Your sales team might not be the first people you think of when you go to write a new article, but perhaps they should be.
More often than not, they are the people closest to your prospects. They talk to your potential customers daily, they understand what they genuinely care about, how they behave online, what they consume, and – crucially – what holds them back. Marketing departments can create all the fancy audience persona diagrams they like, but speaking directly to the people themselves on a regular basis is invaluable, and these insights should be shaping the content you create.
Working with sales teams to fuel content ideas
Engaging with sales teams early on in your planning process allows you to be led on what areas your audience needs more information on. Finding out what your business development team’s most frequently asked questions are gives you a great topic for a blog for example. What do they already know, where are their gaps in knowledge? This is all helpful for putting together a content strategy.
Understanding what the biggest barriers to closing a sale are is also really useful, and means you can plan content and messaging that works to overcome this, whether that’s through educating people on a particular area, strengthening certain landing pages on your site, or even putting together case studies that show how such issues are resolved.
Don’t forget, sales teams often have all the inside information on competitors too. Who your prospects are also talking to, who outperforms you in certain areas, who else’s content they’re also reading.
It’s an exercise that should be mutually beneficial too. Your business development team are providing you with content inspiration and insights, but in turn you’re making their life easier by providing more suitable and relevant content for these warm leads.

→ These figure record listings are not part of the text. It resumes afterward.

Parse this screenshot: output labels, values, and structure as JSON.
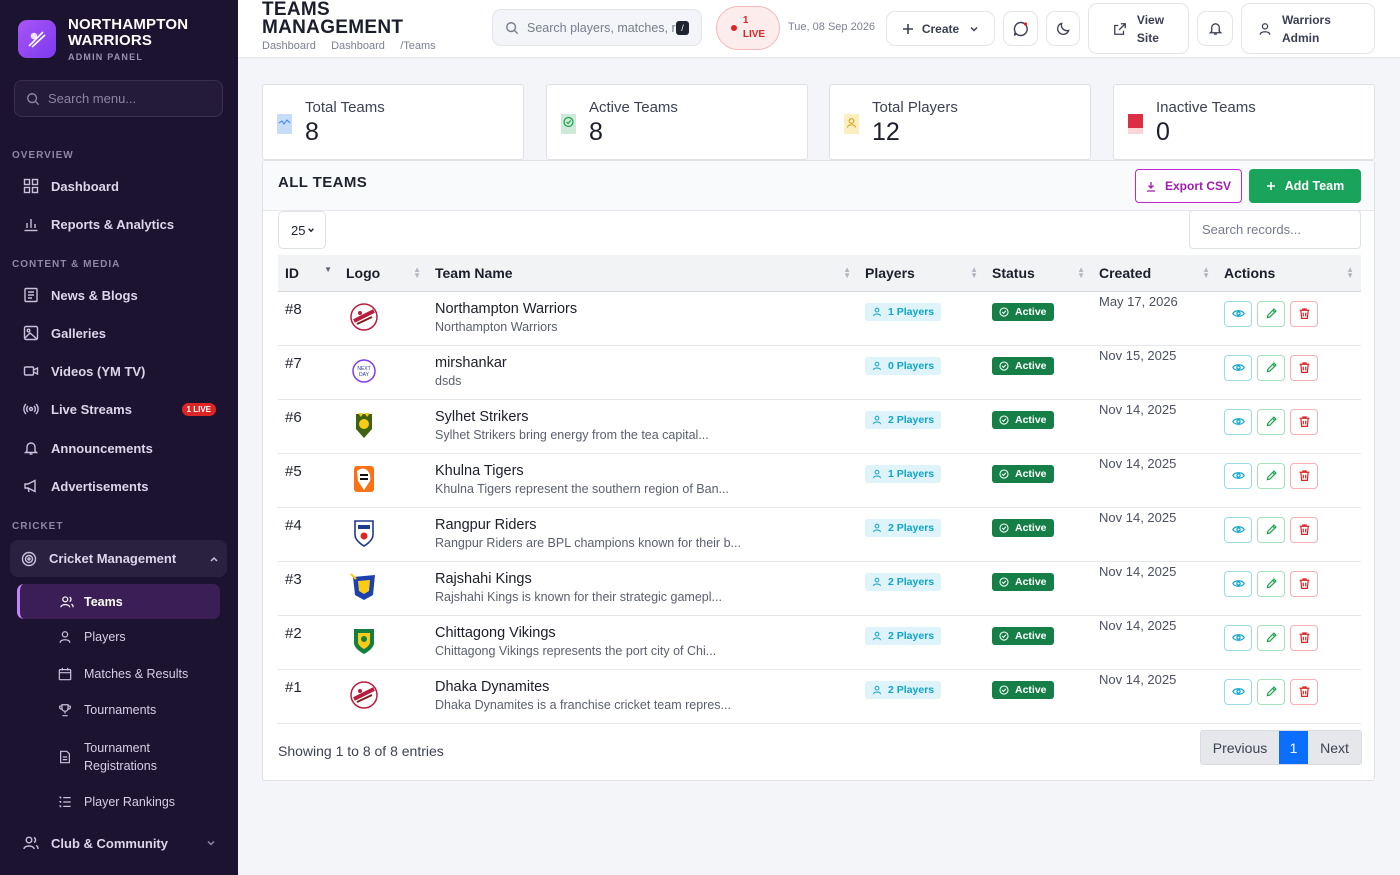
{
  "brand": {
    "name_line1": "NORTHAMPTON",
    "name_line2": "WARRIORS",
    "subtitle": "ADMIN PANEL"
  },
  "sidebar": {
    "search_placeholder": "Search menu...",
    "sections": [
      "OVERVIEW",
      "CONTENT & MEDIA",
      "CRICKET"
    ],
    "items": [
      {
        "label": "Dashboard",
        "icon": "dashboard-icon"
      },
      {
        "label": "Reports & Analytics",
        "icon": "bar-chart-icon"
      },
      {
        "label": "News & Blogs",
        "icon": "newspaper-icon"
      },
      {
        "label": "Galleries",
        "icon": "image-icon"
      },
      {
        "label": "Videos (YM TV)",
        "icon": "video-icon"
      },
      {
        "label": "Live Streams",
        "icon": "broadcast-icon",
        "badge": "1 LIVE"
      },
      {
        "label": "Announcements",
        "icon": "bell-icon"
      },
      {
        "label": "Advertisements",
        "icon": "megaphone-icon"
      },
      {
        "label": "Cricket Management",
        "icon": "target-icon"
      },
      {
        "label": "Club & Community",
        "icon": "users-icon"
      }
    ],
    "cricket_sub": [
      {
        "label": "Teams",
        "icon": "users-icon",
        "active": true
      },
      {
        "label": "Players",
        "icon": "user-icon"
      },
      {
        "label": "Matches & Results",
        "icon": "calendar-icon"
      },
      {
        "label": "Tournaments",
        "icon": "trophy-icon"
      },
      {
        "label": "Tournament",
        "label2": "Registrations",
        "icon": "document-icon"
      },
      {
        "label": "Player Rankings",
        "icon": "list-icon"
      }
    ]
  },
  "header": {
    "title_line1": "TEAMS",
    "title_line2": "MANAGEMENT",
    "breadcrumb": "Dashboard     Dashboard     /Teams",
    "search_placeholder": "Search players, matches, r",
    "search_shortcut": "/",
    "live_count": "1",
    "live_label": "LIVE",
    "date": "Tue, 08 Sep 2026",
    "create_label": "Create",
    "view_site_line1": "View",
    "view_site_line2": "Site",
    "user_line1": "Warriors",
    "user_line2": "Admin"
  },
  "stats": [
    {
      "label": "Total Teams",
      "value": "8",
      "color": "#c7dcf7"
    },
    {
      "label": "Active Teams",
      "value": "8",
      "color": "#cfead8"
    },
    {
      "label": "Total Players",
      "value": "12",
      "color": "#fbefc0"
    },
    {
      "label": "Inactive Teams",
      "value": "0",
      "color": "#dc2f43"
    }
  ],
  "panel": {
    "title": "ALL TEAMS",
    "export_label": "Export CSV",
    "add_label": "Add Team",
    "page_length": "25",
    "search_placeholder": "Search records...",
    "columns": [
      "ID",
      "Logo",
      "Team Name",
      "Players",
      "Status",
      "Created",
      "Actions"
    ],
    "rows": [
      {
        "id": "#8",
        "name": "Northampton Warriors",
        "desc": "Northampton Warriors",
        "players": "1 Players",
        "status": "Active",
        "created": "May 17, 2026",
        "logo": "warriors"
      },
      {
        "id": "#7",
        "name": "mirshankar",
        "desc": "dsds",
        "players": "0 Players",
        "status": "Active",
        "created": "Nov 15, 2025",
        "logo": "nextday"
      },
      {
        "id": "#6",
        "name": "Sylhet Strikers",
        "desc": "Sylhet Strikers bring energy from the tea capital...",
        "players": "2 Players",
        "status": "Active",
        "created": "Nov 14, 2025",
        "logo": "sylhet"
      },
      {
        "id": "#5",
        "name": "Khulna Tigers",
        "desc": "Khulna Tigers represent the southern region of Ban...",
        "players": "1 Players",
        "status": "Active",
        "created": "Nov 14, 2025",
        "logo": "khulna"
      },
      {
        "id": "#4",
        "name": "Rangpur Riders",
        "desc": "Rangpur Riders are BPL champions known for their b...",
        "players": "2 Players",
        "status": "Active",
        "created": "Nov 14, 2025",
        "logo": "rangpur"
      },
      {
        "id": "#3",
        "name": "Rajshahi Kings",
        "desc": "Rajshahi Kings is known for their strategic gamepl...",
        "players": "2 Players",
        "status": "Active",
        "created": "Nov 14, 2025",
        "logo": "rajshahi"
      },
      {
        "id": "#2",
        "name": "Chittagong Vikings",
        "desc": "Chittagong Vikings represents the port city of Chi...",
        "players": "2 Players",
        "status": "Active",
        "created": "Nov 14, 2025",
        "logo": "chittagong"
      },
      {
        "id": "#1",
        "name": "Dhaka Dynamites",
        "desc": "Dhaka Dynamites is a franchise cricket team repres...",
        "players": "2 Players",
        "status": "Active",
        "created": "Nov 14, 2025",
        "logo": "warriors"
      }
    ],
    "info": "Showing 1 to 8 of 8 entries",
    "pager": {
      "prev": "Previous",
      "current": "1",
      "next": "Next"
    }
  }
}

Sales teams can also help promote your content
The other great thing about sales people, especially when you’re working in a B2B environment, is that their social media followings are going to be heavily swayed towards your target audience. It’s common to see members of the marketing team make a point of sharing company blog posts across their personal LinkedIn accounts, but how often do you ask the sales team to do this? Probably not as frequently, if ever. Yet, it’s likely that they are also often on the lookout for suitable content to share, so it makes sense to kill two birds with one stone. Often they simply aren’t kept in the loop when new content is published.

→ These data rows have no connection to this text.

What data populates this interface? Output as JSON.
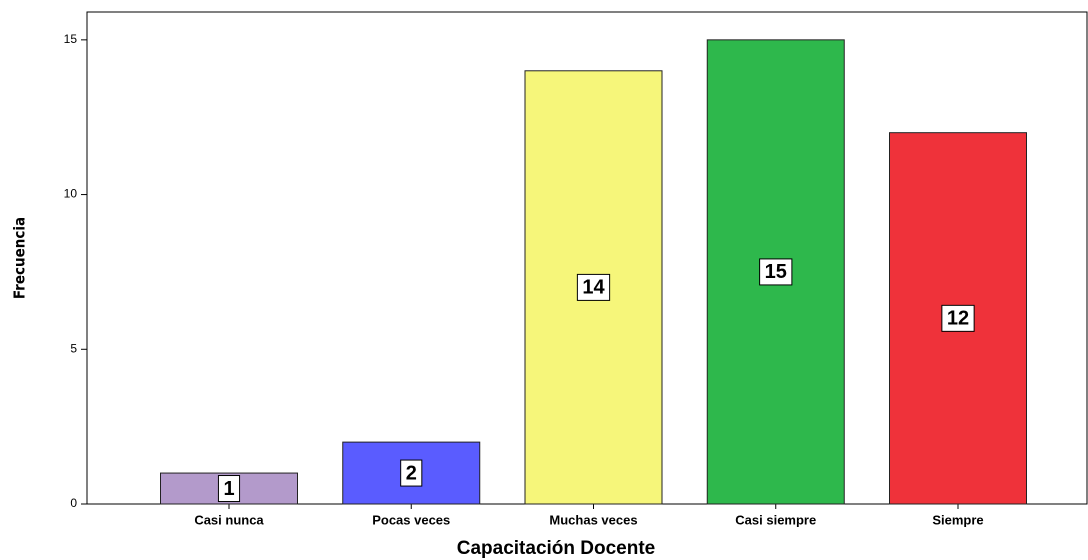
{
  "chart_data": {
    "type": "bar",
    "x_label": "Capacitación Docente",
    "y_label": "Frecuencia",
    "categories": [
      "Casi nunca",
      "Pocas veces",
      "Muchas veces",
      "Casi siempre",
      "Siempre"
    ],
    "values": [
      1,
      2,
      14,
      15,
      12
    ],
    "colors": [
      "#b39acb",
      "#5a5cff",
      "#f6f67a",
      "#2eb84c",
      "#ef323a"
    ],
    "ylim": [
      0,
      15.9
    ],
    "yticks": [
      0,
      5,
      10,
      15
    ],
    "grid": false
  }
}
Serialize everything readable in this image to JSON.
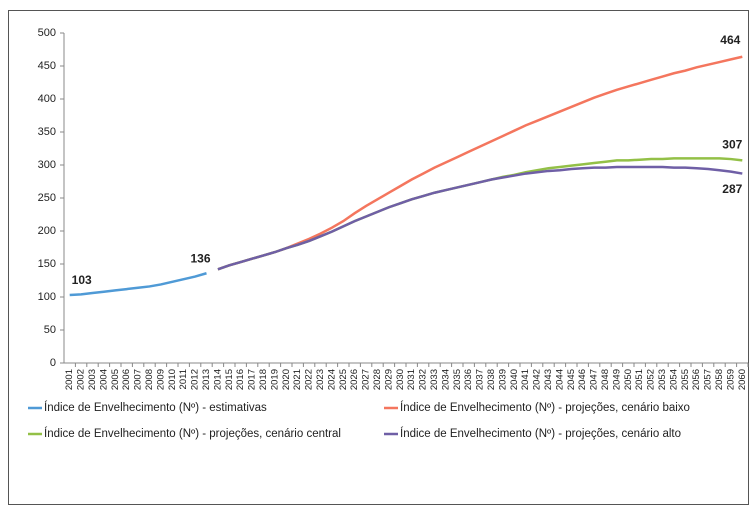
{
  "chart_data": {
    "type": "line",
    "categories": [
      "2001",
      "2002",
      "2003",
      "2004",
      "2005",
      "2006",
      "2007",
      "2008",
      "2009",
      "2010",
      "2011",
      "2012",
      "2013",
      "2014",
      "2015",
      "2016",
      "2017",
      "2018",
      "2019",
      "2020",
      "2021",
      "2022",
      "2023",
      "2024",
      "2025",
      "2026",
      "2027",
      "2028",
      "2029",
      "2030",
      "2031",
      "2032",
      "2033",
      "2034",
      "2035",
      "2036",
      "2037",
      "2038",
      "2039",
      "2040",
      "2041",
      "2042",
      "2043",
      "2044",
      "2045",
      "2046",
      "2047",
      "2048",
      "2049",
      "2050",
      "2051",
      "2052",
      "2053",
      "2054",
      "2055",
      "2056",
      "2057",
      "2058",
      "2059",
      "2060"
    ],
    "series": [
      {
        "name": "Índice de Envelhecimento (Nº) - estimativas",
        "color": "#4f9ad6",
        "values": [
          103,
          104,
          106,
          108,
          110,
          112,
          114,
          116,
          119,
          123,
          127,
          131,
          136,
          null,
          null,
          null,
          null,
          null,
          null,
          null,
          null,
          null,
          null,
          null,
          null,
          null,
          null,
          null,
          null,
          null,
          null,
          null,
          null,
          null,
          null,
          null,
          null,
          null,
          null,
          null,
          null,
          null,
          null,
          null,
          null,
          null,
          null,
          null,
          null,
          null,
          null,
          null,
          null,
          null,
          null,
          null,
          null,
          null,
          null,
          null
        ]
      },
      {
        "name": "Índice de Envelhecimento (Nº) - projeções, cenário baixo",
        "color": "#f4765e",
        "values": [
          null,
          null,
          null,
          null,
          null,
          null,
          null,
          null,
          null,
          null,
          null,
          null,
          null,
          142,
          148,
          153,
          158,
          163,
          168,
          174,
          181,
          188,
          196,
          205,
          215,
          227,
          238,
          248,
          258,
          268,
          278,
          287,
          296,
          304,
          312,
          320,
          328,
          336,
          344,
          352,
          360,
          367,
          374,
          381,
          388,
          395,
          402,
          408,
          414,
          419,
          424,
          429,
          434,
          439,
          443,
          448,
          452,
          456,
          460,
          464
        ]
      },
      {
        "name": "Índice de Envelhecimento (Nº) - projeções, cenário central",
        "color": "#93c047",
        "values": [
          null,
          null,
          null,
          null,
          null,
          null,
          null,
          null,
          null,
          null,
          null,
          null,
          null,
          142,
          148,
          153,
          158,
          163,
          168,
          174,
          179,
          185,
          192,
          199,
          207,
          215,
          222,
          229,
          236,
          242,
          248,
          253,
          258,
          262,
          266,
          270,
          274,
          278,
          282,
          285,
          289,
          292,
          295,
          297,
          299,
          301,
          303,
          305,
          307,
          307,
          308,
          309,
          309,
          310,
          310,
          310,
          310,
          310,
          309,
          307
        ]
      },
      {
        "name": "Índice de Envelhecimento (Nº) - projeções, cenário alto",
        "color": "#6f5fa6",
        "values": [
          null,
          null,
          null,
          null,
          null,
          null,
          null,
          null,
          null,
          null,
          null,
          null,
          null,
          142,
          148,
          153,
          158,
          163,
          168,
          174,
          179,
          185,
          192,
          199,
          207,
          215,
          222,
          229,
          236,
          242,
          248,
          253,
          258,
          262,
          266,
          270,
          274,
          278,
          281,
          284,
          287,
          289,
          291,
          292,
          294,
          295,
          296,
          296,
          297,
          297,
          297,
          297,
          297,
          296,
          296,
          295,
          294,
          292,
          290,
          287
        ]
      }
    ],
    "ylim": [
      0,
      500
    ],
    "yticks": [
      0,
      50,
      100,
      150,
      200,
      250,
      300,
      350,
      400,
      450,
      500
    ],
    "grid": false,
    "legend": "bottom"
  }
}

Aside from sharing content on social media, try and think more widely about any other useful contacts they could have that you’d like to get your content in front of.
Beyond the reciprocal benefits of the sales and content relationship, working more closely with business development also gives you more visibility over your whole business’s content, and you can make sure your messaging, content and tone are all consistent across marketing and sales collateral.
When sales and marketing are ultimately targeting the same people, it makes sense to pool knowledge and take advantage of the closer relationship your sales team have with your audience.